Career connection

Are your presentations persuasive?

Hint: It’s not about your PowerPoint slides



The ability to make a good presentation is a key skill for fraud examiners looking to advance their careers. How you convey your ideas is important. Here are some practical ways to present your thoughts, and it’s not just about putting together a visually appealing PowerPoint. 
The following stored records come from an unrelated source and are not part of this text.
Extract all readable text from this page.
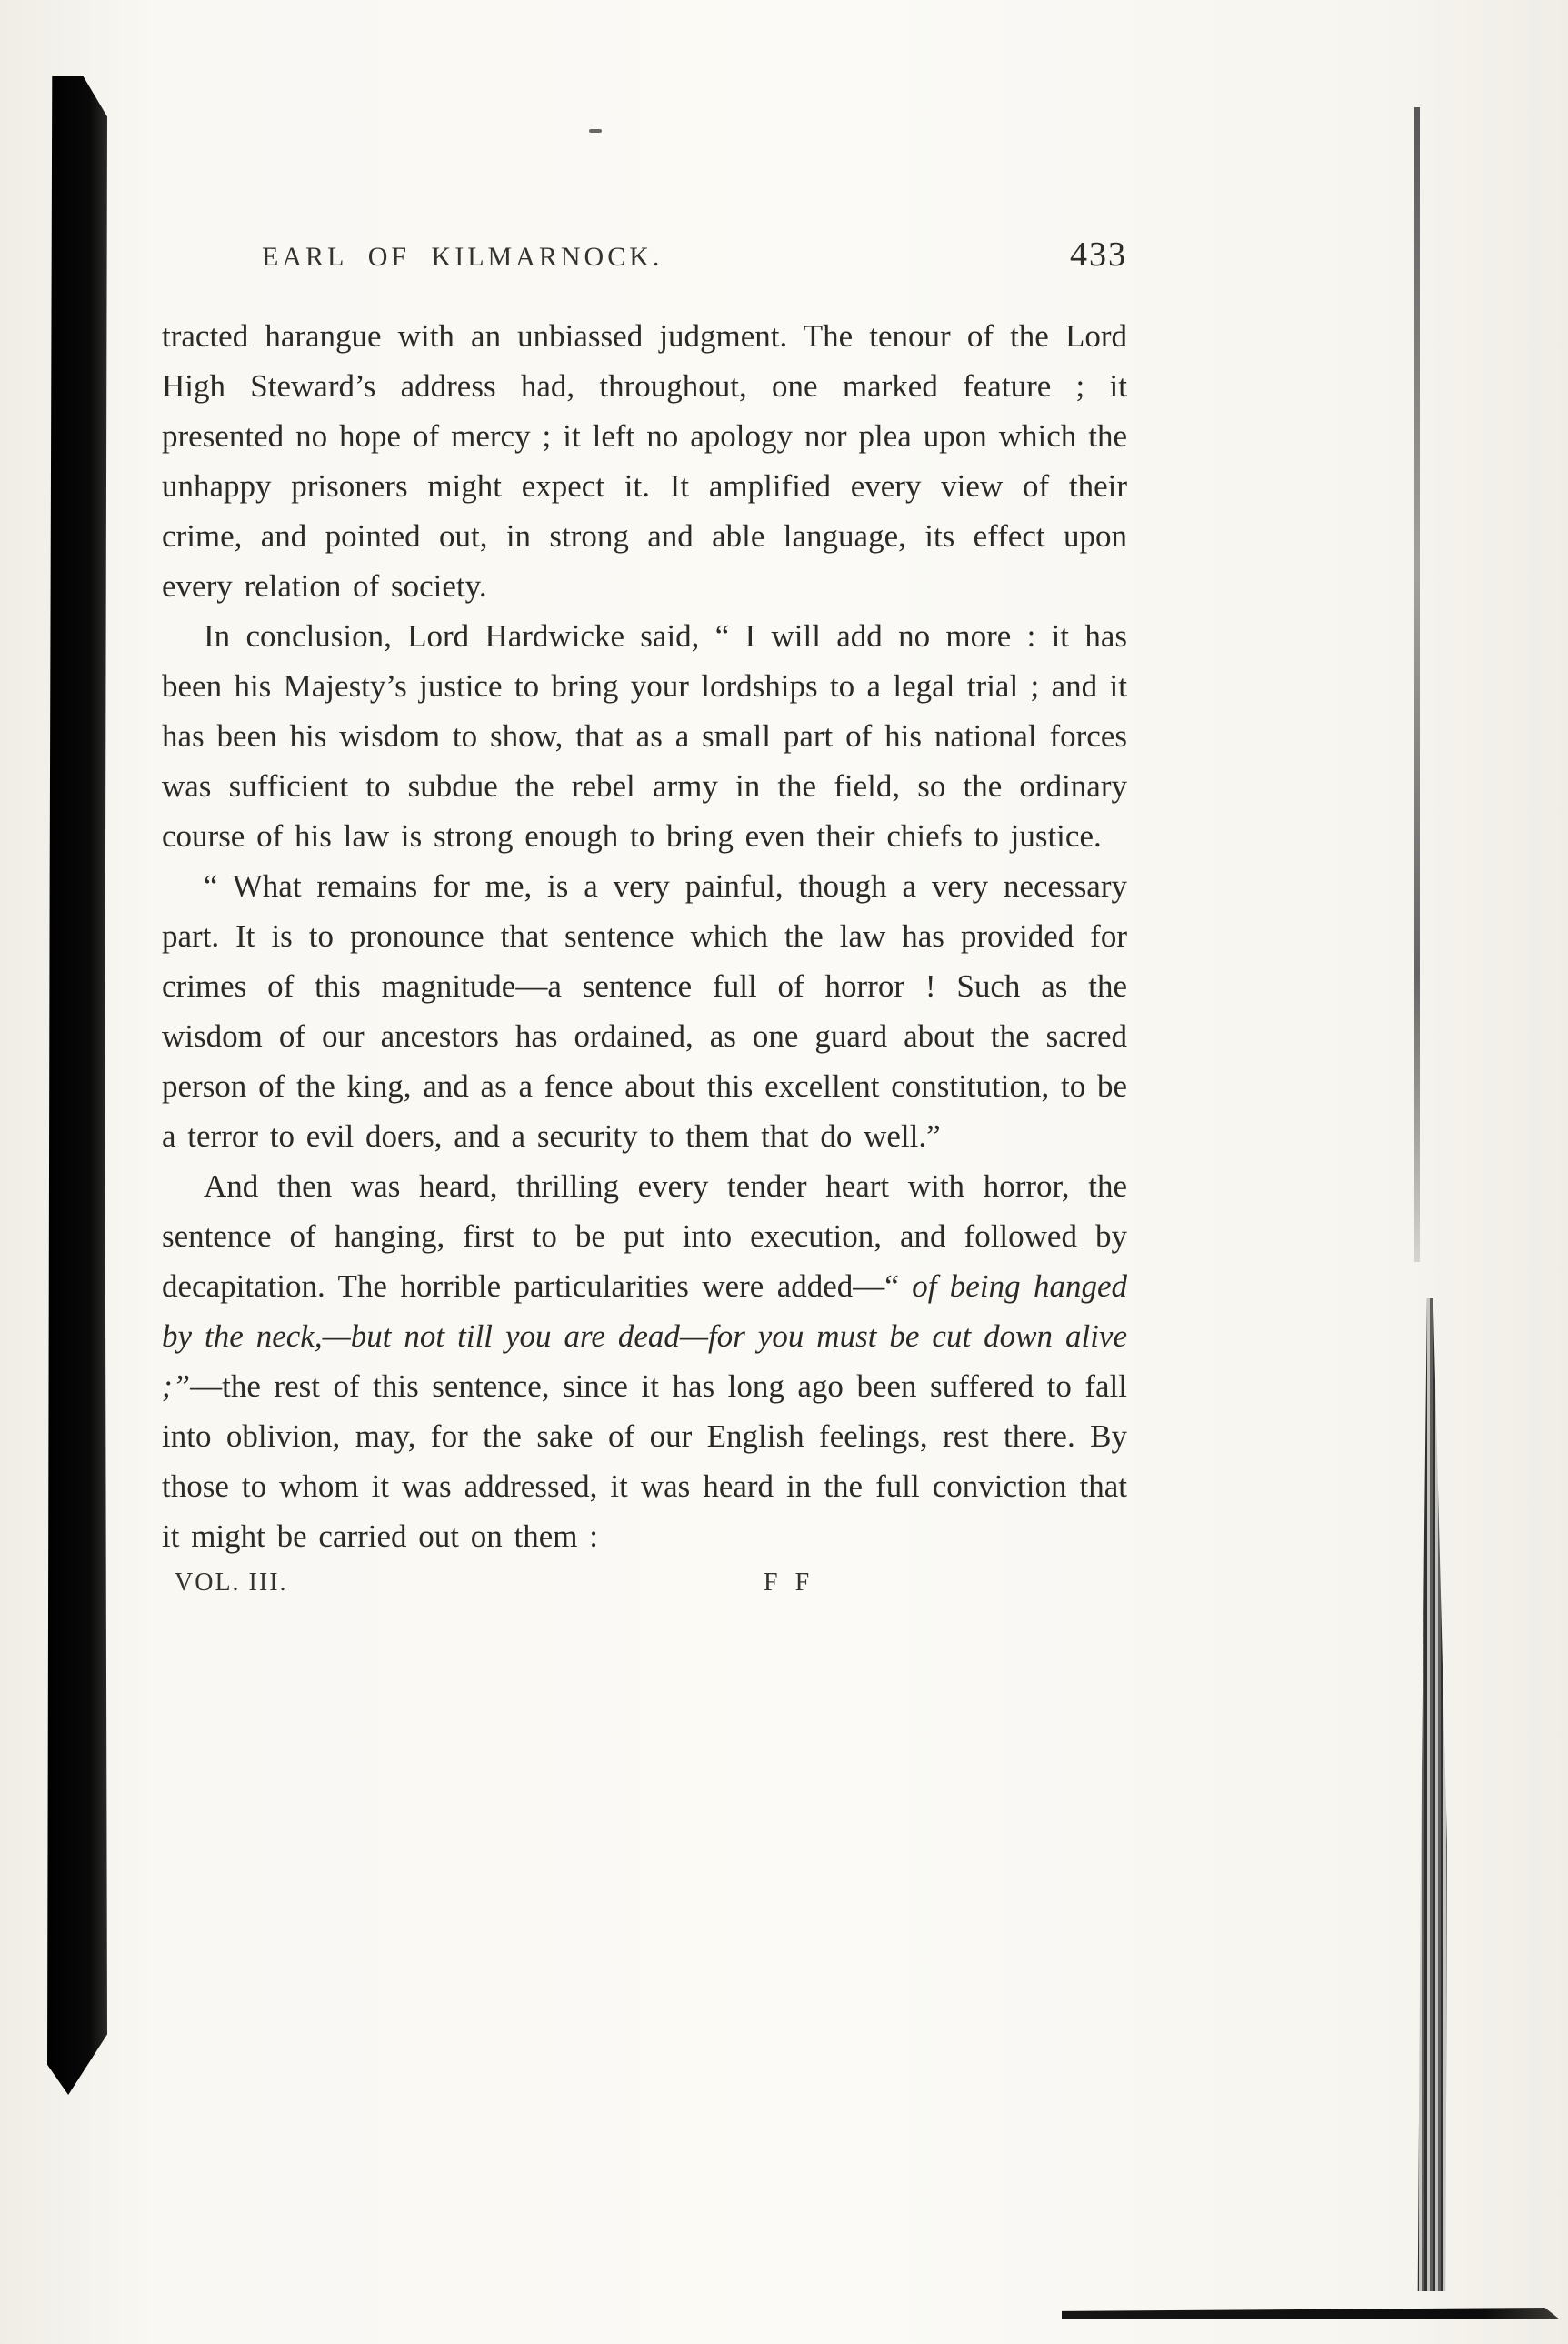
EARL OF KILMARNOCK.	433

tracted harangue with an unbiassed judgment. The tenour of the Lord High Steward’s address had, throughout, one marked feature ; it presented no hope of mercy ; it left no apology nor plea upon which the unhappy prisoners might expect it. It amplified every view of their crime, and pointed out, in strong and able language, its effect upon every relation of society.

In conclusion, Lord Hardwicke said, “ I will add no more : it has been his Majesty’s justice to bring your lordships to a legal trial ; and it has been his wisdom to show, that as a small part of his national forces was sufficient to subdue the rebel army in the field, so the ordinary course of his law is strong enough to bring even their chiefs to justice.

“ What remains for me, is a very painful, though a very necessary part. It is to pronounce that sentence which the law has provided for crimes of this magnitude—a sentence full of horror ! Such as the wisdom of our ancestors has ordained, as one guard about the sacred person of the king, and as a fence about this excellent constitution, to be a terror to evil doers, and a security to them that do well.”

And then was heard, thrilling every tender heart with horror, the sentence of hanging, first to be put into execution, and followed by decapitation. The horrible particularities were added—“ of being hanged by the neck,—but not till you are dead—for you must be cut down alive ;”—the rest of this sentence, since it has long ago been suffered to fall into oblivion, may, for the sake of our English feelings, rest there. By those to whom it was addressed, it was heard in the full conviction that it might be carried out on them :

VOL. III.	F F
As fraud examiners, we’re often expected to do more than just comb through balance sheets, review evidence or interview witnesses. Like most professions, fraud examination includes an element of presentation, ranging from pitching your services to prospective clients, providing anti-fraud training to colleagues or revealing the results of an investigation. Whether you’re presenting to management, board members, clients, conference audiences, or district attorneys, your persuasion strategy starts with knowing the outcome you want to achieve. What do you want the audience to do, feel, believe or decide? And how do you get started?

Let’s first address the elephant in the room: PowerPoint design. We’ve all struggled with creating presentations using PowerPoint or some other visual presentation tool. Without some foreknowledge about information design, the results are usually terrible. The problem is most begin with PowerPoint when it should be the final touch to any presentation that’s designed to move an audience to take some action. When you understand your goals for the presentation, you can work backwards with content development, finishing with how to visually convey key concepts using PowerPoint or a similar presentation tool.